Chegou a ser vendida na Alemanha sem a necessidade de receita. Mas, infelizmente, os testes realizados naquela época foram insuficientes para detectar efeitos colaterais que se revelariam assustadores: milhares de bebês nasceram com braços e mãos, pernas e pés muito atrofiados ou mesmo ausentes. Supõe-se que a talidomida tomada por gestantes atue sobre o embrião entre quatro e oito semanas de seu desenvolvimento, exatamente quando esses membros estão se formando.

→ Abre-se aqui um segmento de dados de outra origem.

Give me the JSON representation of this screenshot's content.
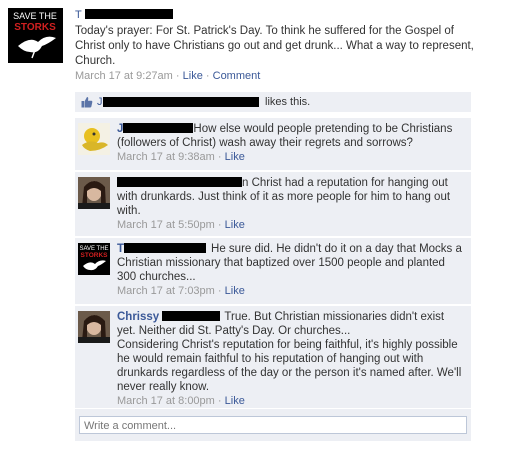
{
  "post": {
    "author_initial": "T",
    "text": "Today's prayer: For St. Patrick's Day. To think he suffered for the Gospel of Christ only to have Christians go out and get drunk... What a way to represent, Church.",
    "timestamp": "March 17 at 9:27am",
    "like_label": "Like",
    "comment_label": "Comment",
    "avatar_text": [
      "SAVE THE",
      "STORKS"
    ]
  },
  "likes": {
    "name_initial": "J",
    "text": "likes this."
  },
  "comments": [
    {
      "author_initial": "J",
      "text": "How else would people pretending to be Christians (followers of Christ) wash away their regrets and sorrows?",
      "timestamp": "March 17 at 9:38am",
      "like_label": "Like"
    },
    {
      "author_initial": "",
      "text_suffix": "n Christ had a reputation for hanging out with drunkards. Just think of it as more people for him to hang out with.",
      "timestamp": "March 17 at 5:50pm",
      "like_label": "Like"
    },
    {
      "author_initial": "T",
      "text": "He sure did. He didn't do it on a day that Mocks a Christian missionary that baptized over 1500 people and planted 300 churches...",
      "timestamp": "March 17 at 7:03pm",
      "like_label": "Like"
    },
    {
      "author": "Chrissy",
      "text": "True. But Christian missionaries didn't exist yet. Neither did St. Patty's Day. Or churches...",
      "text2": "Considering Christ's reputation for being faithful, it's highly possible he would remain faithful to his reputation of hanging out with drunkards regardless of the day or the person it's named after. We'll never really know.",
      "timestamp": "March 17 at 8:00pm",
      "like_label": "Like"
    }
  ],
  "write_comment": {
    "placeholder": "Write a comment..."
  },
  "separator": "·"
}
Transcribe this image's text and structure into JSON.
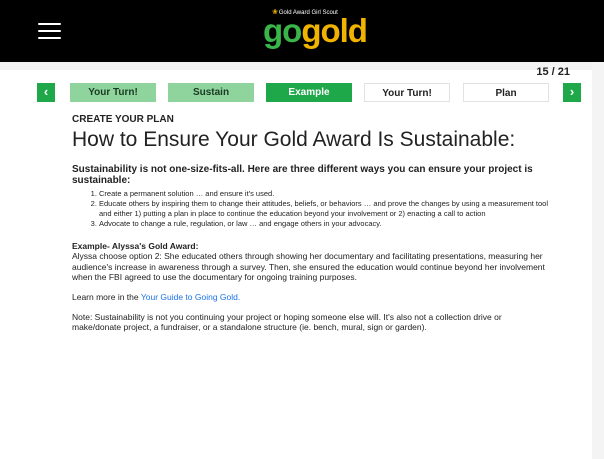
{
  "header": {
    "logo_small": "Gold Award Girl Scout",
    "logo_go": "go",
    "logo_gold": "gold"
  },
  "pager": {
    "counter": "15 / 21"
  },
  "nav": {
    "prev_glyph": "‹",
    "next_glyph": "›",
    "tabs": [
      {
        "label": "Your Turn!",
        "state": "completed"
      },
      {
        "label": "Sustain",
        "state": "completed"
      },
      {
        "label": "Example",
        "state": "active"
      },
      {
        "label": "Your Turn!",
        "state": "upcoming"
      },
      {
        "label": "Plan",
        "state": "upcoming"
      }
    ]
  },
  "content": {
    "eyebrow": "CREATE YOUR PLAN",
    "title": "How to Ensure Your Gold Award Is Sustainable:",
    "subhead": "Sustainability is not one-size-fits-all. Here are three different ways you can ensure your project is sustainable:",
    "list": [
      "Create a permanent solution … and ensure it's used.",
      "Educate others by inspiring them to change their attitudes, beliefs, or behaviors … and prove the changes by using a measurement tool and either 1) putting a plan in place to continue the education beyond your involvement or 2) enacting a call to action",
      "Advocate to change a rule, regulation, or law … and engage others in your advocacy."
    ],
    "example_title": "Example- Alyssa's Gold Award:",
    "example_body": "Alyssa choose option 2: She educated others through showing her documentary and facilitating presentations, measuring her audience's increase in awareness through a survey. Then, she ensured the education would continue beyond her involvement when the FBI agreed to use the documentary for ongoing training purposes.",
    "learn_prefix": "Learn more in the ",
    "learn_link": "Your Guide to Going Gold.",
    "note": "Note: Sustainability is not you continuing your project or hoping someone else will. It's also not a collection drive or make/donate project, a fundraiser, or a standalone structure (ie. bench, mural, sign or garden)."
  },
  "colors": {
    "header_bg": "#000000",
    "brand_green": "#1fa84a",
    "completed_tab": "#8fd39d",
    "brand_gold": "#f0b400",
    "link": "#1a73e8"
  },
  "icons": {
    "menu": "hamburger-menu-icon",
    "prev": "chevron-left-icon",
    "next": "chevron-right-icon"
  }
}
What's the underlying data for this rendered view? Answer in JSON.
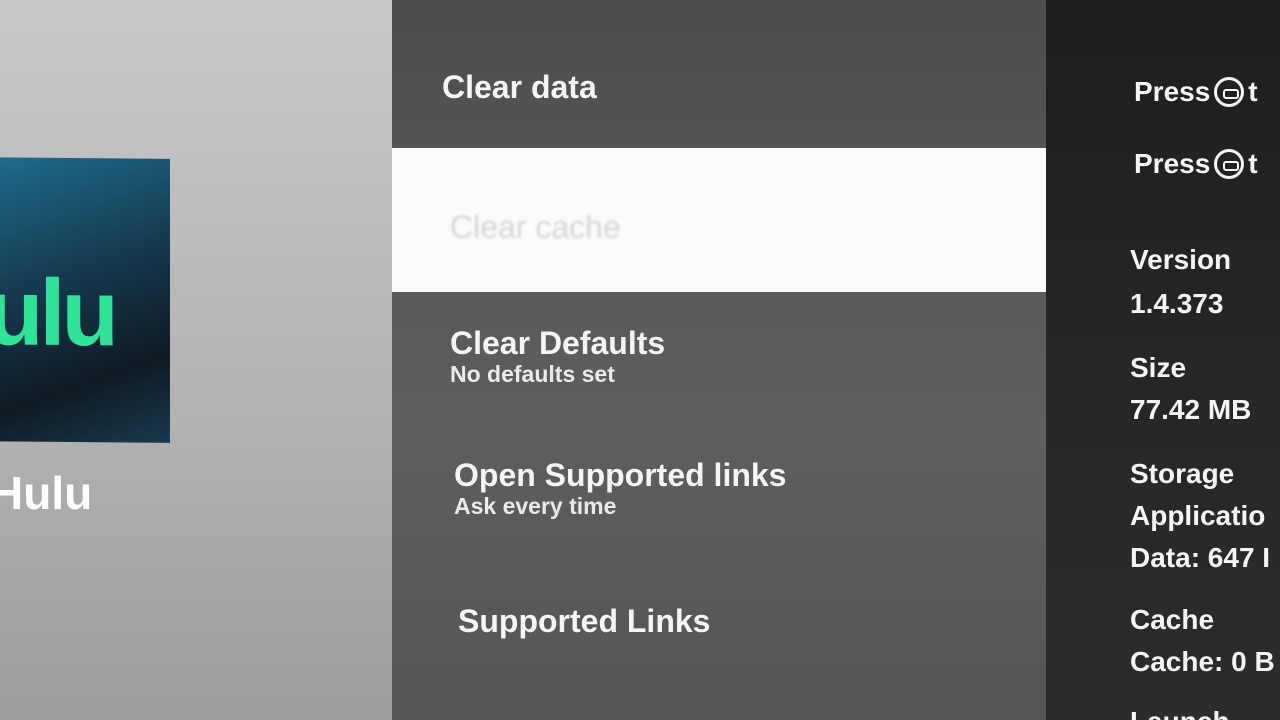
{
  "app": {
    "tile_logo": "ulu",
    "name": "Hulu"
  },
  "menu": {
    "items": [
      {
        "title": "Clear data",
        "subtitle": ""
      },
      {
        "title": "Clear cache",
        "subtitle": ""
      },
      {
        "title": "Clear Defaults",
        "subtitle": "No defaults set"
      },
      {
        "title": "Open Supported links",
        "subtitle": "Ask every time"
      },
      {
        "title": "Supported Links",
        "subtitle": ""
      }
    ]
  },
  "info": {
    "hint_1": "Press",
    "hint_1_suffix": "t",
    "hint_2": "Press",
    "hint_2_suffix": "t",
    "version_label": "Version",
    "version_value": "1.4.373",
    "size_label": "Size",
    "size_value": "77.42 MB",
    "storage_label": "Storage",
    "storage_line_1": "Applicatio",
    "storage_line_2": "Data: 647 I",
    "cache_label": "Cache",
    "cache_value": "Cache: 0 B",
    "launch_label": "Launch"
  },
  "colors": {
    "selected_background": "#fbfbfb",
    "app_logo_green": "#2fe39a"
  }
}
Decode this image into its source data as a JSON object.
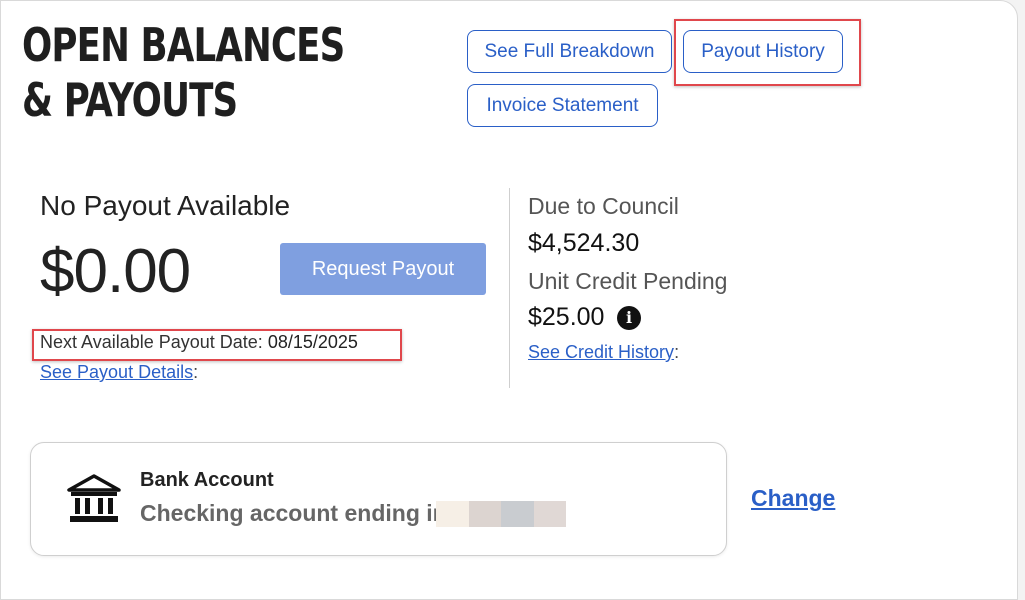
{
  "header": {
    "title": "OPEN BALANCES & PAYOUTS",
    "buttons": {
      "full_breakdown": "See Full Breakdown",
      "payout_history": "Payout History",
      "invoice_statement": "Invoice Statement"
    }
  },
  "payout": {
    "heading": "No Payout Available",
    "amount": "$0.00",
    "request_button": "Request Payout",
    "next_date_label": "Next Available Payout Date: ",
    "next_date_value": "08/15/2025",
    "details_link": "See Payout Details",
    "details_suffix": ":"
  },
  "council": {
    "due_label": "Due to Council",
    "due_value": "$4,524.30",
    "credit_label": "Unit Credit Pending",
    "credit_value": "$25.00",
    "info_icon": "info-icon",
    "credit_history_link": "See Credit History",
    "credit_history_suffix": ":"
  },
  "bank": {
    "icon": "bank-icon",
    "title": "Bank Account",
    "subtitle": "Checking account ending in",
    "change_link": "Change"
  },
  "colors": {
    "accent": "#2a5fc7",
    "disabled_button": "#7f9fe0",
    "highlight": "#e0474c"
  }
}
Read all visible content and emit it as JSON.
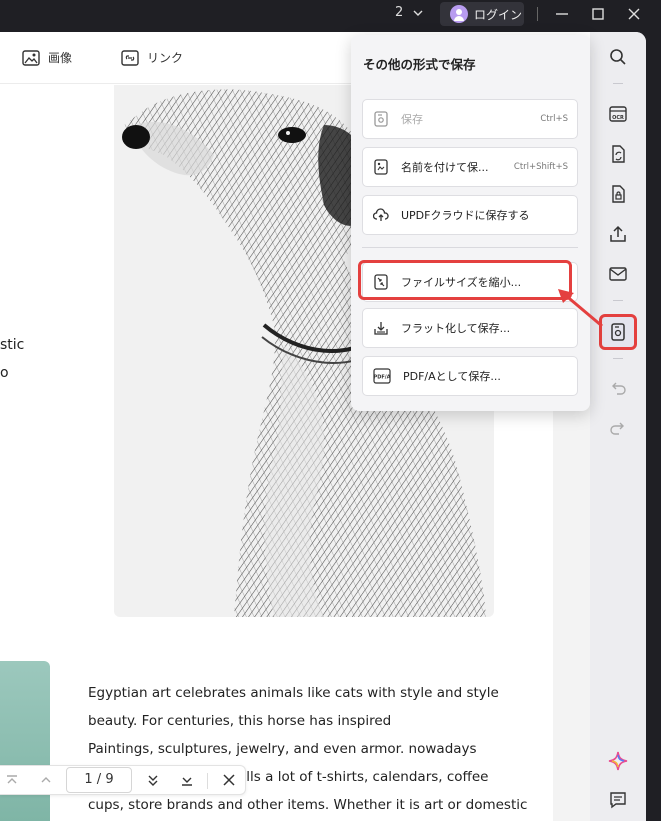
{
  "titlebar": {
    "page_count": "2",
    "login_label": "ログイン"
  },
  "toolbar": {
    "image_label": "画像",
    "link_label": "リンク"
  },
  "document": {
    "side_fragments": [
      "stic",
      "o"
    ],
    "body_lines": [
      "Egyptian art celebrates animals like cats with style and style",
      "beauty. For centuries, this horse has inspired",
      "Paintings, sculptures, jewelry, and even armor. nowadays",
      "ells a lot of t-shirts, calendars, coffee",
      "cups, store brands and other items. Whether it is art or domestic"
    ]
  },
  "findbar": {
    "page_indicator": "1 / 9"
  },
  "save_panel": {
    "title": "その他の形式で保存",
    "items": [
      {
        "label": "保存",
        "shortcut": "Ctrl+S",
        "disabled": true
      },
      {
        "label": "名前を付けて保...",
        "shortcut": "Ctrl+Shift+S"
      },
      {
        "label": "UPDFクラウドに保存する",
        "shortcut": ""
      },
      {
        "label": "ファイルサイズを縮小...",
        "shortcut": ""
      },
      {
        "label": "フラット化して保存...",
        "shortcut": ""
      },
      {
        "label": "PDF/Aとして保存...",
        "shortcut": ""
      }
    ]
  },
  "colors": {
    "highlight": "#e4403f",
    "titlebar_bg": "#1f1f24",
    "sidebar_bg": "#ededf0"
  },
  "icons": {
    "sidebar": [
      "search-icon",
      "ocr-icon",
      "convert-icon",
      "protect-icon",
      "share-icon",
      "mail-icon",
      "save-as-icon",
      "undo-icon",
      "redo-icon",
      "ai-icon",
      "comment-icon"
    ]
  }
}
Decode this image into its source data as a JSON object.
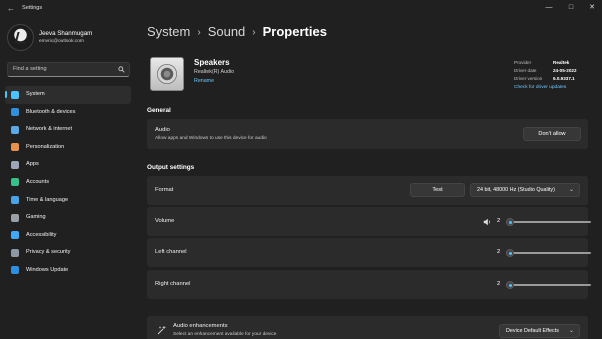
{
  "window": {
    "title": "Settings",
    "controls": {
      "minimize": "—",
      "maximize": "□",
      "close": "✕"
    }
  },
  "profile": {
    "name": "Jeeva Shanmugam",
    "email": "emvric@outlook.com"
  },
  "search": {
    "placeholder": "Find a setting"
  },
  "sidebar": {
    "items": [
      {
        "label": "System",
        "icon": "monitor-icon",
        "color": "#4cc2ff",
        "active": true
      },
      {
        "label": "Bluetooth & devices",
        "icon": "bluetooth-icon",
        "color": "#2f8fdc"
      },
      {
        "label": "Network & internet",
        "icon": "wifi-icon",
        "color": "#5aa9e6"
      },
      {
        "label": "Personalization",
        "icon": "brush-icon",
        "color": "#e8914a"
      },
      {
        "label": "Apps",
        "icon": "apps-icon",
        "color": "#9aa7b8"
      },
      {
        "label": "Accounts",
        "icon": "person-icon",
        "color": "#35c28a"
      },
      {
        "label": "Time & language",
        "icon": "globe-clock-icon",
        "color": "#4aa3e8"
      },
      {
        "label": "Gaming",
        "icon": "gamepad-icon",
        "color": "#9aa0a8"
      },
      {
        "label": "Accessibility",
        "icon": "accessibility-icon",
        "color": "#3fa9f5"
      },
      {
        "label": "Privacy & security",
        "icon": "shield-icon",
        "color": "#8d97a5"
      },
      {
        "label": "Windows Update",
        "icon": "update-icon",
        "color": "#2d8fe0"
      }
    ]
  },
  "breadcrumb": {
    "part1": "System",
    "part2": "Sound",
    "part3": "Properties",
    "sep": "›"
  },
  "device": {
    "name": "Speakers",
    "subtitle": "Realtek(R) Audio",
    "rename": "Rename"
  },
  "driver_info": {
    "provider_label": "Provider",
    "provider_value": "Realtek",
    "date_label": "Driver date",
    "date_value": "24-05-2022",
    "version_label": "Driver version",
    "version_value": "6.0.9337.1",
    "check_link": "Check for driver updates"
  },
  "general": {
    "title": "General",
    "audio": {
      "title": "Audio",
      "desc": "Allow apps and Windows to use this device for audio",
      "button": "Don't allow"
    }
  },
  "output": {
    "title": "Output settings",
    "format": {
      "label": "Format",
      "test_button": "Test",
      "selected": "24 bit, 48000 Hz (Studio Quality)"
    },
    "volume": {
      "label": "Volume",
      "value": "2",
      "level": 0.03
    },
    "left": {
      "label": "Left channel",
      "value": "2",
      "level": 0.03
    },
    "right": {
      "label": "Right channel",
      "value": "2",
      "level": 0.03
    }
  },
  "enhancements": {
    "title": "Audio enhancements",
    "desc": "Select an enhancement available for your device",
    "selected": "Device Default Effects"
  },
  "accent": "#4cc2ff"
}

Hoje em dia, sabe-se que a talidomida é, na realidade, uma mistura de duas substâncias muito semelhantes, chamadas de enantiômeros. A fórmula dessas duas substâncias é a mesma (C13H10O4N2), mas suas estruturas são levemente diferentes. Uma difere da outra da mesma maneira que a mão direita difere da mão esquerda. É como se uma fosse a imagem da outra no espelho. A sutil diferença entre elas muda muito seus efeitos. No caso do aromatizante limoneno, por exemplo, uma das imagens tem cheiro de limão; a outra, cheiro de laranja!
Em termos de efeitos fisiológicos, é muito comum que uma imagem tenha o efeito desejado e a outra cause danos à saúde. A molécula 3-cloro-1,2-propanodiol, por exemplo, tem uma imagem com efeito anticoncepcional, já a outra é tóxica.
No caso da talidomida, apenas a "molécula mão direita" é teratogênica (do grego "teras", monstro), ou seja, causa deformidades no bebê. Portanto tudo poderia ter acabado bem se só a "molécula mão esquerda" tivesse sido comercializada. No entanto isso seria muito difícil, pois as duas imagens são normalmente produzidas juntas e separá-las é uma tarefa bem complicada.
O japonês Ryoji Noyori, da Universidade de Nagoya, e os americanos William Knowles, químico aposentado, e K.Barry Sharpless, do Instituto de Pesquisa Scripps, resolveram esse problema para a indústria farmacêutica. Eles criaram catalisadores que levam especificamente à produção de uma só das imagens em casos semelhantes ao da talidomida. Por esse feito, ganharam o Prêmio Nobel de Química de 2001.